Et conclut donc au non-lieu.
Comme David Baltimore, Bernard Bihain se voit blanchi après des années de suspicion et réintègre brièvement les rangs de l’Inserm avant de poursuivre sa carrière dans le privé. Mais au final, que s’est-il passé dans le laboratoire rennais entre 1994 et 1998 ? Y a-t-il eu ou non fraude ou embellissement excessif de certaines données qui y ont été obtenues ? La justice ne se prononçant pas sur cette question, et aucune enquête approfondie n’ayant été menée, on ne le saura sans doute jamais. Et, surtout, il sera impossible de s’y repencher du fait du principe juridique d’autorité de la chose jugée.
Plus récemment, le biologiste italien Enrico Bucci, dirigeant de la société BioDigitalValley dont on a évoqué au chapitre 5 les travaux montrant qu’un dixième des images de la littérature biomédicale présentant les modifications protéiques dans différentes pathologies humaines sont falsifiées, a signalé en 2013 à la police de Milan qu’un chercheur napolitain, Alfredo Fusco, spécialisé en oncologie, avait tout particulièrement abusé des retouches d’images dans ses publications.
Selon Enrico Bucci :
Il n’existe en Italie aucune loi, aucun règlement interne aux universités ou aux organismes de recherche, sur la fraude scientifique. En cas de suspicion, la seule solution est donc de faire appel à la police qui utilisera d’autres catégories juridiques, par exemple le détournement de fonds publics, pour instruire l’affaire.

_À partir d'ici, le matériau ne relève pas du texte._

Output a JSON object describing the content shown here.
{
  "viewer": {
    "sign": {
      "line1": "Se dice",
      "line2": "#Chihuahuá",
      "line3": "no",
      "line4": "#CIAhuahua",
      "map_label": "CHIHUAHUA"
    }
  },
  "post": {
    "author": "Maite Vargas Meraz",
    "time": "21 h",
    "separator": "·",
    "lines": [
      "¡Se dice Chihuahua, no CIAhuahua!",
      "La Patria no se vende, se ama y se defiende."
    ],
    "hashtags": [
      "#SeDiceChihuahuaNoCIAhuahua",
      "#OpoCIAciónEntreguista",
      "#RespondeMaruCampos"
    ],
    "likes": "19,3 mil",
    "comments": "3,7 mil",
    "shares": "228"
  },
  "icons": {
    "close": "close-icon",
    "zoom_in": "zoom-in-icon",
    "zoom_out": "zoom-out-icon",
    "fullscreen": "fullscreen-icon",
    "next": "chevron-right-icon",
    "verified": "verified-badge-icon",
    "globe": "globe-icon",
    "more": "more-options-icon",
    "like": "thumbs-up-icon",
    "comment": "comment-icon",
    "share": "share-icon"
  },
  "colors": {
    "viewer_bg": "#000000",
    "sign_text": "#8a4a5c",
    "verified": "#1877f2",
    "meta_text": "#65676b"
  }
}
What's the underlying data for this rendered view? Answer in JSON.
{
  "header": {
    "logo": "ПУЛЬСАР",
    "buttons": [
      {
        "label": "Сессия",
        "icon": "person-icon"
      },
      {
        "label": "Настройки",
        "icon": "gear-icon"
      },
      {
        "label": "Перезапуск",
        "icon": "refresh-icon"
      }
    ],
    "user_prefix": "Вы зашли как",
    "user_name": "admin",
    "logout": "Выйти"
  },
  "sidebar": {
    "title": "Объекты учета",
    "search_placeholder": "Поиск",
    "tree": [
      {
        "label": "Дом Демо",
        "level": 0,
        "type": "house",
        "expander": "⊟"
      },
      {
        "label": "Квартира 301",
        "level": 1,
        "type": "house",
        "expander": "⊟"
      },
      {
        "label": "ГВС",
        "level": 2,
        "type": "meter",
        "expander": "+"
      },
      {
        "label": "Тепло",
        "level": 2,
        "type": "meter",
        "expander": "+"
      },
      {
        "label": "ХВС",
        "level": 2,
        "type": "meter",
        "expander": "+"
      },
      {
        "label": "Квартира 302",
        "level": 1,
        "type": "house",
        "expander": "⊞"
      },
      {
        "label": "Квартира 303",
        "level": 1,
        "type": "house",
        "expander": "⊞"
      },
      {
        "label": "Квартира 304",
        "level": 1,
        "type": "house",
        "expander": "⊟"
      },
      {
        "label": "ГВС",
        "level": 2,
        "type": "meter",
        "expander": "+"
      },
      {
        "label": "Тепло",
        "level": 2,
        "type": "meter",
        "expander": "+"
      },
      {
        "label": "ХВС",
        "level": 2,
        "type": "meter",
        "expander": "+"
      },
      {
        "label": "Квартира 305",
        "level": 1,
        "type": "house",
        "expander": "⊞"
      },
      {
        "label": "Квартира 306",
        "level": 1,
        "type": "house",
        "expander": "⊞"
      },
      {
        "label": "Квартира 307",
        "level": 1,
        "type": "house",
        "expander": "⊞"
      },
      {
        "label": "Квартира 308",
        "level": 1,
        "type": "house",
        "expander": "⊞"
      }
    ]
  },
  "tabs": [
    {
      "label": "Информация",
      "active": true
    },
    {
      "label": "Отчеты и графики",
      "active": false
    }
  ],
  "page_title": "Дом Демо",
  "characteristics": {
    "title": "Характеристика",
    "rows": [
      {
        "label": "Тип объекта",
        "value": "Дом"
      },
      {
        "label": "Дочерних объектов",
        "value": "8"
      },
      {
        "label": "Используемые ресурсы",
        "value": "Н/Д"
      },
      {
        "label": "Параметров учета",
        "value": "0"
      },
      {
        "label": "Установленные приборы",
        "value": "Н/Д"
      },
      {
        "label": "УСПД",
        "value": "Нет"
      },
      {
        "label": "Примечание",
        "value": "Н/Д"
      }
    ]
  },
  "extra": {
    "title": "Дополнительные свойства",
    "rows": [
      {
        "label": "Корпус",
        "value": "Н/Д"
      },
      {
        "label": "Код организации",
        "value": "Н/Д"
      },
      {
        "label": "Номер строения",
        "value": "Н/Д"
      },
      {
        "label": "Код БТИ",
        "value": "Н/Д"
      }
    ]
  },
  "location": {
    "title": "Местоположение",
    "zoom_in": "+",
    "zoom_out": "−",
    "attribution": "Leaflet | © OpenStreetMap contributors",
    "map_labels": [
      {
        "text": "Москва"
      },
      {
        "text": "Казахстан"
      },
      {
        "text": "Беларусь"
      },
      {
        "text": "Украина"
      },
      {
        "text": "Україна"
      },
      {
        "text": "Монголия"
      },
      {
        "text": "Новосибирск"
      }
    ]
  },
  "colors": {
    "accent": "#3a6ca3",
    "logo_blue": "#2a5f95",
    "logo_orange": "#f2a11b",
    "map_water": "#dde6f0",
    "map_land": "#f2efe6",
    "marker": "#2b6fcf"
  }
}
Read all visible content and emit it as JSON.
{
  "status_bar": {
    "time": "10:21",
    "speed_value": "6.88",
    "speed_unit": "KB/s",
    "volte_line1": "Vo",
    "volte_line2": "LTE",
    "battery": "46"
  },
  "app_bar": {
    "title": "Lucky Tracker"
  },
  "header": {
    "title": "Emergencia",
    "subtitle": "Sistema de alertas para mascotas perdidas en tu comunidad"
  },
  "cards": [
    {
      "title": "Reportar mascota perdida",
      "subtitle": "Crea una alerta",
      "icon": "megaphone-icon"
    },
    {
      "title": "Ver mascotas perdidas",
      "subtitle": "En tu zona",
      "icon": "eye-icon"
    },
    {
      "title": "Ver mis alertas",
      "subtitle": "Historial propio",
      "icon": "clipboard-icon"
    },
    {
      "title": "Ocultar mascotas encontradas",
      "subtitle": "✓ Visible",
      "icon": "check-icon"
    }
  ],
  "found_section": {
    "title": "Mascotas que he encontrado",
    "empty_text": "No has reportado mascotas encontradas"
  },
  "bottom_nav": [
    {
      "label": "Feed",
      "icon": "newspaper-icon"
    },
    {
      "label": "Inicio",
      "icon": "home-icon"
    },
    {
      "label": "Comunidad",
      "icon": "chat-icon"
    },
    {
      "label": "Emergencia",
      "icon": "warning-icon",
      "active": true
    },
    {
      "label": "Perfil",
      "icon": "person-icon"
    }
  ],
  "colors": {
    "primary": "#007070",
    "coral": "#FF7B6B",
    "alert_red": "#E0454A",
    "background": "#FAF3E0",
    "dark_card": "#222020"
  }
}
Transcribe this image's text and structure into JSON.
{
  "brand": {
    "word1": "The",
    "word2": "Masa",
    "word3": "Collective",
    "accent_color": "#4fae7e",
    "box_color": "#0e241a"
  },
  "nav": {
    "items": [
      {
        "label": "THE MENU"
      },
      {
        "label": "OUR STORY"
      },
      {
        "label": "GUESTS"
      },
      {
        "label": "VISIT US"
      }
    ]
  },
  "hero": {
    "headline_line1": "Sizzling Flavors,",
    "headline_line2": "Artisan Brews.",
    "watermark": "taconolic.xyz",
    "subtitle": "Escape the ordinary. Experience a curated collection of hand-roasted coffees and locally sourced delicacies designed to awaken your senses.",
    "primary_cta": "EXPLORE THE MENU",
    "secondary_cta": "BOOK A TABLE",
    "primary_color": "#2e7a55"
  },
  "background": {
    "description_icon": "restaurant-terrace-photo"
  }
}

Le résultat de l’enquête policière se fait toujours attendre, même si huit articles d’Alfredo Fusco ont entre-temps été rétractés. Toute scientifique qu’elle se targue souvent d’être, la police est cependant des plus mal équipées – l’affaire Baltimore l’avait déjà démontré – pour expertiser des cahiers de laboratoires. Et il est à craindre que les investigations policières échouent à démontrer l’existence, ou l’inexistence, de falsifications dans les travaux publiés par Alfredo Fusco.